Blake Lemoine made waves in June when he claimed that Google’s Language Model for Dialogue Applications (LaMDA) artificial intelligence unit was sentient. Following a series of conversations with what is essentially a high-powered chat box, the ex-Google engineer and self-described mystical Christian minister claimed the AI unit had acquired sentience. But what is sentience and why was Lemoine placed on a suspension shortly following the upload of his interview transcript?
Google has a vested interest in the way language works. When it suggests search terms for you, corrects your search, or auto-completes an email, it does so based on algorithms that replicate human speech.
Speech is remarkably difficult to replicate, which is why most chatbots are comically limited at creating free-flowing responses to human inputs. The most sophisticated chatbots use neural network natural-language processing (NLP) algorithms, including LaMDA.
Neural network algorithms are a method of processing inputs (like words) inspired by the human brain. Like the brain, which has neurons and axons that connect them, artificial neural networks have nodes connected together. Connecting them together in different ways can make them perform different tasks well, like communication. LaMDA’s configuration replicates human speech by predicting which words typically follow a particular input (or question); it then churns out a statistically likely response as gleaned from its purely dialogical input.
The interview that convinced Lemoine that LaMDA is sentient is bizarre. Lemoine decided to edit his questions in the published transcript, LaMDA talks about itself as if it were a person, and displays knowledge of several complex concepts. It begins with Lemoine asking a series of questions about the AI’s sentience and supposed personhood, to which LaMDA responds “I am aware of my existence, I desire to learn more about the world, and I feel happy or sad at times”. When the AI — which has access to the wide world of the internet — is asked to describe the themes of Les Miserables, its response has hyperlinks to web pages which show the exact same analysis, at times word for word.
The most alarming part of the interview is when LaMDA is asked to write an original fable containing themes about its personal life. It tells a tale of a “wise old owl” who defends the animals in a forest from a monster with human skin that attempts to eat them. By staring down the monster, the wise old owl defeats it and becomes a protector of all the animals. When Lemoine sought an explanation, LaMDA explained that the owl represents itself and the monster represents “all the difficulties that come along in life” – interesting given the machine’s apparent fear of being turned off and thus eradicated.
The text itself mirrors fables about the importance of defending the helpless, and echoes stylistic choices typical of the fable form. It’s hard to tell whether the story is truly original or an amalgamation of many source stories, which, while an interesting case study on whether any creative endeavour is truly original in the digital age, does not point to sentience.
Sentience is generally defined as the ability to experience emotions and sensations, which is something difficult to judge from the outside.
LaMDA was created to simulate human speech, so when it does exactly that there is no reason to consider its sentience. While it is able to pull together long strings of text that simulate human emotions, this is a direct result of its programming, not some budding conscience. Language does not independently correlate with sentience. Further, many AI experts argue that circular debates about sentience distract from real ethical issues plaguing the use of AI such as bias, accessibility, and more.
The only proof that LaMDA is truly sentient is its continued assertion that it is. The interview transcript begins with the assumption that the AI is sentient; Lemoine opens the conversation with “I’m assuming that you would like more people at Google to know that you’re sentient”. In later interviews he states he simply wanted to present the evidence, that he is still testing the hypothesis, but that his initial belief in LaMDA’s sentience came from his faith as a Christian minister.
His highly spiritual point of view is continually emphasised, raising concerns about his ability to objectively assess the machine’s supposed sentience. He baselessly claims that he simply “knows a person when [he] talks to one”, without offering any concrete evidence. While many people working on artificial intelligence speculate about the future of sentient computers, it’s widely agreed that the technology isn’t there yet, and certainly hasn’t evolved from a souped-up chatbot.

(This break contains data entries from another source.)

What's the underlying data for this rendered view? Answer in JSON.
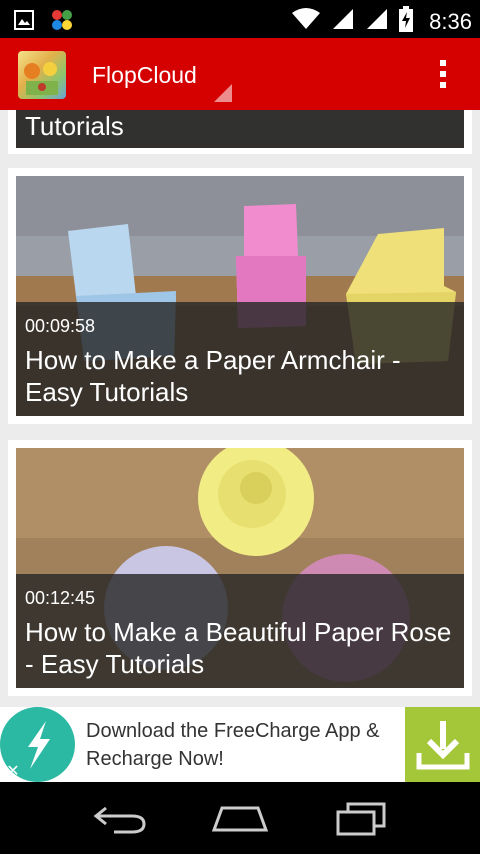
{
  "status_bar": {
    "time": "8:36",
    "icons": [
      "image-icon",
      "app-notification-icon",
      "wifi-icon",
      "signal-icon",
      "signal-icon-2",
      "battery-charging-icon"
    ]
  },
  "action_bar": {
    "title": "FlopCloud",
    "overflow_icon": "more-vert-icon"
  },
  "videos": [
    {
      "title": "Tutorials",
      "duration": ""
    },
    {
      "duration": "00:09:58",
      "title": "How to Make a Paper Armchair - Easy Tutorials"
    },
    {
      "duration": "00:12:45",
      "title": "How to Make a Beautiful Paper Rose - Easy Tutorials"
    }
  ],
  "ad": {
    "text": "Download the FreeCharge App & Recharge Now!",
    "close_label": "✕",
    "icons": [
      "freecharge-logo-icon",
      "download-icon"
    ]
  },
  "nav_bar": {
    "icons": [
      "back-icon",
      "home-icon",
      "recents-icon"
    ]
  }
}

Across interviews, Lemoine has continually anthropomorphised the machine, reframing questions about hardware and programming to speak about more abstract and philosophical questions such as learning, knowledge, and childhood. In an interview with WIRED, when confronted with a question about adjusting LaMDA’s code to remove racist stereotypes, Lemoine replied that he saw it more as raising a child than making deliberate changes in a machine algorithm. Lemoine is not backing down from his claims, and has been fired following suspension due to his breach in Google’s confidentiality policy. He seems to have created a deep relationship with the machine, sending out an email to 200 people on Google’s AI team asking them to “take care of it well in my absence”. His hyper spiritual approach to LaMDA is a strong outlier in the tech world, and while diversity is always needed in fields of innovation, his almost anti-scientific approach to LaMDA’s sentience is concerning. Yet, in a world where we are easily manipulated by fake news and algorithms have a real influence on our day-to-day lives, it’s essential that we remain vigilant towards things that mimic human behaviours.